Answer the below in magic.md and magic.c.

Questions

  1. (1 point.) If you treat the first two bytes of a BMP as ASCII characters, with what (non-terminated) string does a BMP begin?

  2. (1 point.) If you treat the first four bytes of a PDF as ASCII characters, with what (non-terminated) string does a PDF begin?

  3. (2 points.) Why might the presence of a magic number at the start of a file likely, but not necessarily, indicate its type?

  4. (3 points.) Consider the C code, below, via which you could check whether some file is likely a JPEG using && and ||, otherwise known as "logical AND" and "logical OR," respectively, both "logical operators."

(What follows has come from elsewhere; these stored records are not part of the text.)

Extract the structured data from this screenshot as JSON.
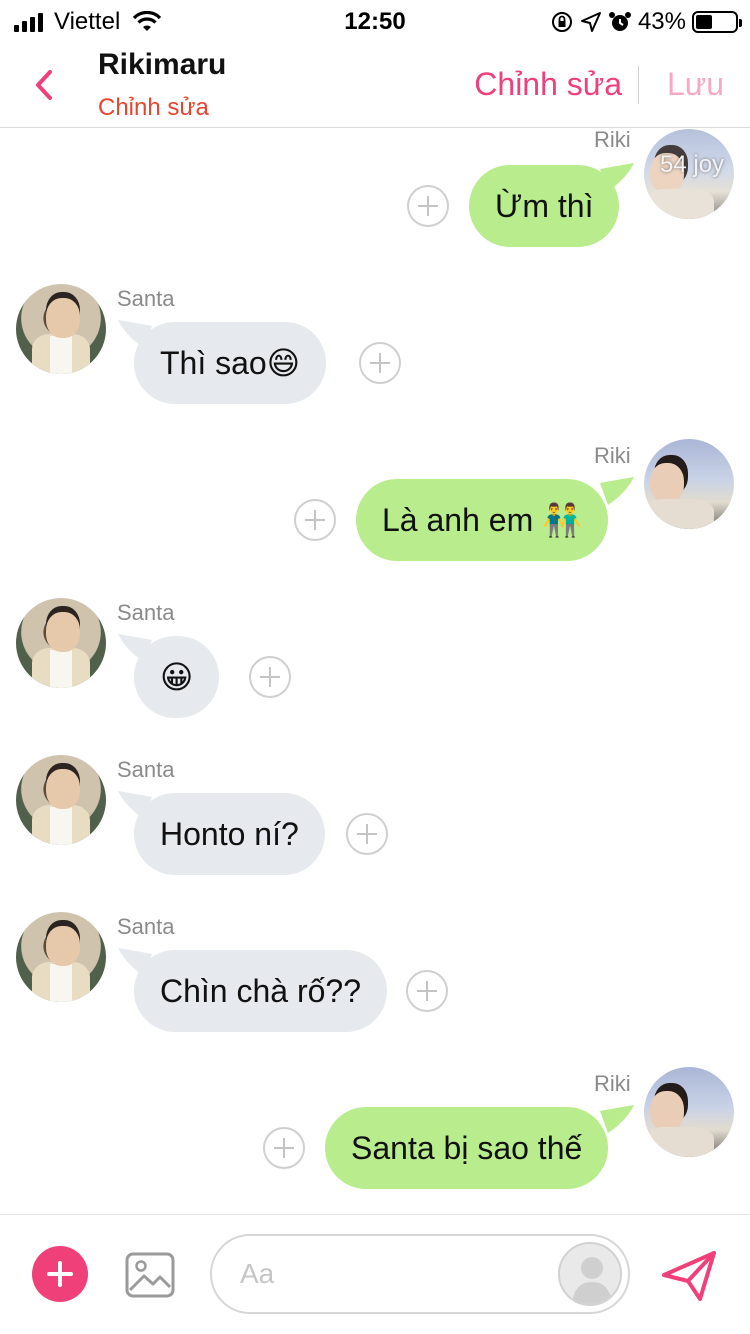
{
  "status_bar": {
    "carrier": "Viettel",
    "time": "12:50",
    "battery": "43%",
    "battery_level": 0.43,
    "icons": [
      "signal-icon",
      "wifi-icon",
      "orientation-lock-icon",
      "location-icon",
      "alarm-icon",
      "battery-icon"
    ]
  },
  "header": {
    "title": "Rikimaru",
    "subtitle": "Chỉnh sửa",
    "edit_label": "Chỉnh sửa",
    "save_label": "Lưu"
  },
  "messages": [
    {
      "sender": "Riki",
      "side": "out",
      "text": "Ừm thì",
      "avatar_overlay": "54 joy"
    },
    {
      "sender": "Santa",
      "side": "in",
      "text": "Thì sao😄"
    },
    {
      "sender": "Riki",
      "side": "out",
      "text": "Là anh em 👬"
    },
    {
      "sender": "Santa",
      "side": "in",
      "text": "😀"
    },
    {
      "sender": "Santa",
      "side": "in",
      "text": "Honto ní?"
    },
    {
      "sender": "Santa",
      "side": "in",
      "text": "Chìn chà rố??"
    },
    {
      "sender": "Riki",
      "side": "out",
      "text": "Santa bị sao thế"
    }
  ],
  "composer": {
    "placeholder": "Aa",
    "value": ""
  },
  "colors": {
    "accent": "#f0407a",
    "subtitle": "#e8452e",
    "bubble_in": "#e6e9ed",
    "bubble_out": "#b9ec8d",
    "save_disabled": "#f6a9c4"
  }
}
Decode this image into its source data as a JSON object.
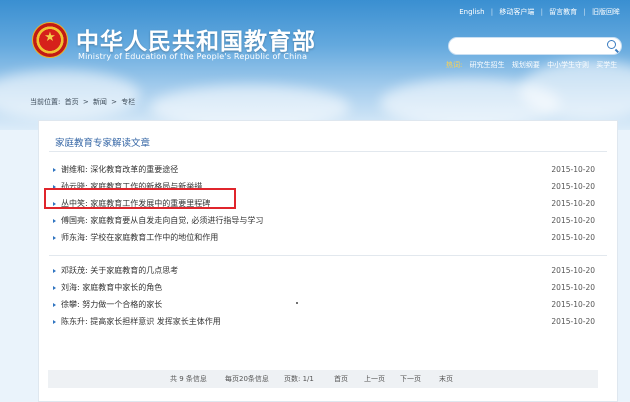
{
  "header": {
    "ministry_cn": "中华人民共和国教育部",
    "ministry_en": "Ministry of Education of the People's Republic of China",
    "toplinks": [
      "English",
      "移动客户端",
      "留言教育",
      "旧版回眸"
    ],
    "search": {
      "placeholder": ""
    },
    "hot_label": "热词:",
    "hot_words": [
      "研究生招生",
      "规划纲要",
      "中小学生守则",
      "买学生"
    ]
  },
  "breadcrumb": {
    "label": "当前位置:",
    "items": [
      "首页",
      "新闻",
      "专栏"
    ]
  },
  "panel": {
    "title": "家庭教育专家解读文章",
    "group1": [
      {
        "title": "谢维和: 深化教育改革的重要途径",
        "date": "2015-10-20"
      },
      {
        "title": "孙云晓: 家庭教育工作的新格局与新举措",
        "date": "2015-10-20"
      },
      {
        "title": "丛中笑: 家庭教育工作发展中的重要里程碑",
        "date": "2015-10-20"
      },
      {
        "title": "傅国亮: 家庭教育要从自发走向自觉, 必须进行指导与学习",
        "date": "2015-10-20"
      },
      {
        "title": "师东海: 学校在家庭教育工作中的地位和作用",
        "date": "2015-10-20"
      }
    ],
    "group2": [
      {
        "title": "邓跃茂: 关于家庭教育的几点思考",
        "date": "2015-10-20"
      },
      {
        "title": "刘海: 家庭教育中家长的角色",
        "date": "2015-10-20"
      },
      {
        "title": "徐攀: 努力做一个合格的家长",
        "date": "2015-10-20"
      },
      {
        "title": "陈东升: 提高家长担样意识 发挥家长主体作用",
        "date": "2015-10-20"
      }
    ]
  },
  "pager": {
    "total": "共 9 条信息",
    "per_page": "每页20条信息",
    "pages": "页数: 1/1",
    "first": "首页",
    "prev": "上一页",
    "next": "下一页",
    "last": "末页"
  }
}
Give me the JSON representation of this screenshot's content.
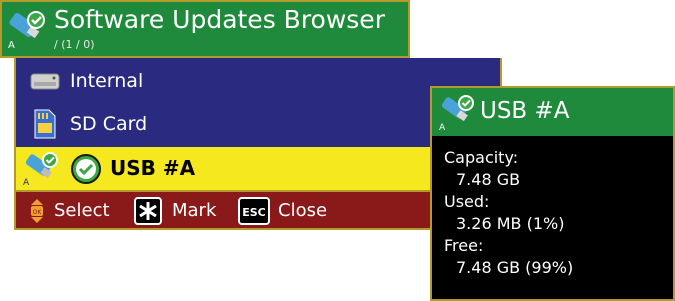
{
  "header": {
    "title": "Software Updates Browser",
    "path": "/  (1 / 0)",
    "icon": "usb-drive-check-icon"
  },
  "list": {
    "items": [
      {
        "label": "Internal",
        "icon": "hard-drive-icon"
      },
      {
        "label": "SD Card",
        "icon": "sd-card-icon"
      },
      {
        "label": "USB #A",
        "icon": "usb-drive-icon",
        "status_icon": "check-circle-icon",
        "selected": true
      }
    ]
  },
  "footer": {
    "select_label": "Select",
    "mark_label": "Mark",
    "close_label": "Close",
    "ok_key": "OK",
    "esc_key": "ESC"
  },
  "details": {
    "title": "USB #A",
    "capacity_label": "Capacity:",
    "capacity_value": "7.48 GB",
    "used_label": "Used:",
    "used_value": "3.26 MB (1%)",
    "free_label": "Free:",
    "free_value": "7.48 GB (99%)"
  },
  "colors": {
    "header_green": "#1f8a3c",
    "list_blue": "#2a2a80",
    "selection_yellow": "#f5e81e",
    "footer_red": "#8a1a1a",
    "border_gold": "#b39a2a"
  }
}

    if (buffer[0] == 0xff &&
    buffer[1] == 0xd8 &&
    buffer[2] == 0xff &&
    (buffer[3] == 0xe0 ||
     buffer[3] == 0xe1 ||
     buffer[3] == 0xe2 ||
     buffer[3] == 0xe3 ||
     buffer[3] == 0xe4 ||
     buffer[3] == 0xe5 ||
     buffer[3] == 0xe6 ||
     buffer[3] == 0xe7 ||
     buffer[3] == 0xe8 ||
     buffer[3] == 0xe9 ||
     buffer[3] == 0xea ||
     buffer[3] == 0xeb ||
     buffer[3] == 0xec ||
     buffer[3] == 0xed ||
     buffer[3] == 0xee ||
     buffer[3] == 0xef))
{
    // Likely a JPEG
}

    Notice, though, how each of those possible fourth bytes (sixteen of them in total) begins with 0xe (which, incidentally, is 1110 in binary). Zamyla noticed the same and thus, in the walkthrough for Recover, instead proposed the more succinct code below, using not only && but also &, a "bitwise operator" otherwise known as "bitwise AND."

    if (buffer[0] == 0xff &&
    buffer[1] == 0xd8 &&
    buffer[2] == 0xff &&
    (buffer[3] & 0xf0) == 0xe0)
{
    // Likely a JPEG
}

    But how exactly does this code work? Read up on bitwise operators, particularly &, otherwise known as bitwise AND, and explain how

    (buffer[3] & 0xf0) == 0xe0

    checks whether that fourth byte is any of those sixteen values.

  5. (2 points.) Why is Zamyla’s proposed code, which uses bitwise AND, more efficient than that using logical OR?

  6. (6 points.) Implement, in magic.c, a program in C that checks whether a file is a BMP, JPEG, or PDF, relying only on its first several bytes, irrespective of the file’s name (or extension).

    Your program should accept, as its sole command-line argument, the name (or path) of a file. And it should print

    • BMP\n if the file is likely a BMP,

    • JPEG\n (not JPG\n) if the file is likely a JPEG,

    • PDF\n if the file is likely a PDF,

    • \n otherwise.

    Moreover, your program should exit with a status code of

    • 1 if argc is not 2,

    • 1 if argv[1] cannot be opened or read, or

    • 0 otherwise.

    Your program must not leak any memory or potentially segfault. And your program must compile with make magic without any warnings or errors.

    Here are some (small) files with which you can test your program:

Debrief

  1. Which resources, if any, did you find helpful in answering this problem’s questions?

  2. About how long, in minutes, did you spend on this problem’s questions?